Oakland, California


Excerpt from Lessons for Leaders:

In Oakland, pilot testing and scaling of weekly, school-based produce markets in food desert neighborhoods helped inform and support a larger systems change within the public schools and the community.

For more information, read the full story.

November 2013

In Oakland, CA, the Healthy Kids, Healthy Communities project focused on transforming disadvantaged public schools into neighborhood hubs where children, youth and families can regularly buy fresh food and enjoy safe physical activity. Many school campuses sit in a high-poverty neighborhood without a full-service grocery store. Liquor and convenience stores serve as an important source of food for many residents. Many schools also lack adequate recreational space, and the space they have is closed to the public evenings and weekends because of crime problems.

Led by the East Bay Asian Youth Center (EBAYC), the Oakland partnership built on the learning, community engagement and capacity it developed during the earlier Active Living By Design grant to launch two successful systems change initiatives. Oakland FRESH was a network of weekly, school-based, parent-led, organic produce markets with nutrition education, WIC/SNAP redemption, student incentives and other services. The Oakland Schoolyards initiative engaged the community with the Oakland Unified School District (OUSD) to redesign and renovate schoolyards with organized sports and outdoor education programming after school, on weekends and in the summer.

“Those initial years with Active Living by Design provided us the “runway” to match our desire to achieve ambitious systems change with the necessary preparation and capacity,” explains EBAYC’s Director David Kakishiba. “Consequently, during HKHC we were able to devote much of our time working with our public agency partner (OUSD) to enact long-term institutional change.”

Key accomplishments:

  • Oakland FRESH established 22 school produce markets as an integral part of OUSD’s expanding efforts to provide low-income families greater access to fresh foods. With significant additional financial support from The California Endowment, the U.S. Department of Agriculture, Con Agra Foods Foundation and others, the partnership was able to expand the markets and build significant new capacity within OUSD. The school district now employs a full-time Farm-to-School Project Supervisor who is responsible for managing all aspects of Oakland Fresh. Institutionalized operations include central purchasing, distribution, sales and accounting; site solicitation, selection and orientation for the markets; fund development; and community partnership development.
  • The Oakland Schoolyards Initiative (OSI) established and tested a community-based model for the design, planning and partial funding of eight new community-designed schoolyards. While the OSI leveraged significant funding from the Stewardship Council, the National Football League, the City of Oakland and a number of private foundations, OUSD was the principal funder and project manager for the construction and maintenance. Most importantly, the Oakland Unified School District (OUSD) established a sustainable funding stream for the construction and maintenance of community-designed schoolyards throughout the city of Oakland. The 2012 Facilities Master Plan identifies $34 million to be spent on field, playground and garden projects at up to 54 schools.

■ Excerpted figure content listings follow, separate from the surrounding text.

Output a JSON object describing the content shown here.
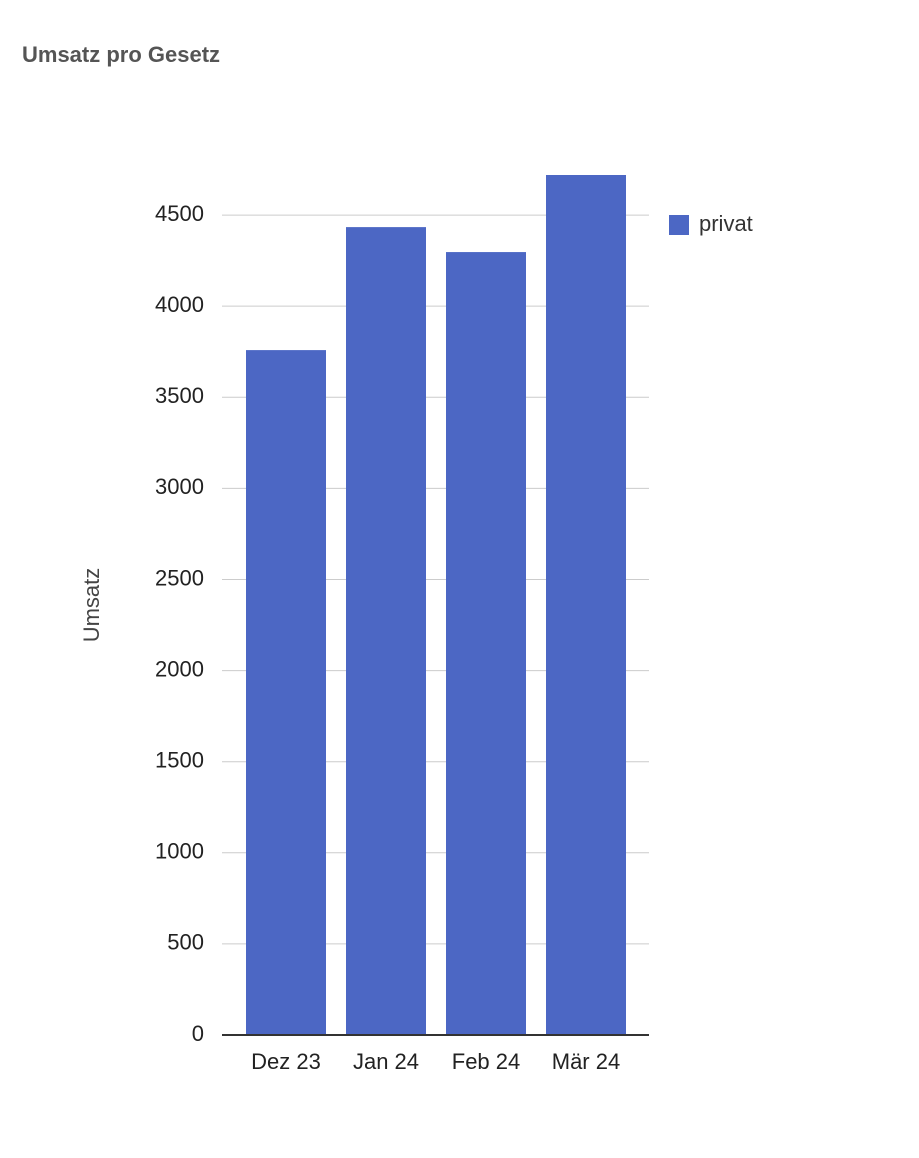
{
  "chart_data": {
    "type": "bar",
    "title": "Umsatz pro Gesetz",
    "y_label": "Umsatz",
    "categories": [
      "Dez 23",
      "Jan 24",
      "Feb 24",
      "Mär 24"
    ],
    "series": [
      {
        "name": "privat",
        "color": "#4c67c4",
        "values": [
          3759,
          4434,
          4297,
          4720
        ]
      }
    ],
    "ylim": [
      0,
      4720
    ],
    "yticks": [
      0,
      500,
      1000,
      1500,
      2000,
      2500,
      3000,
      3500,
      4000,
      4500
    ],
    "grid": true,
    "legend": "right"
  }
}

OUSD is now engaging in a systematic and comprehensive effort to expand daily access to fresh foods, particularly by children, youth and families who reside in Oakland’s food deserts.  And it has established the construction of schoolyards, playfields and community gardens as a funded strategic priority in its 2012 Facilities Master Plan and bond measure in order to foster daily physical activity and outdoor learning for 46,000 students.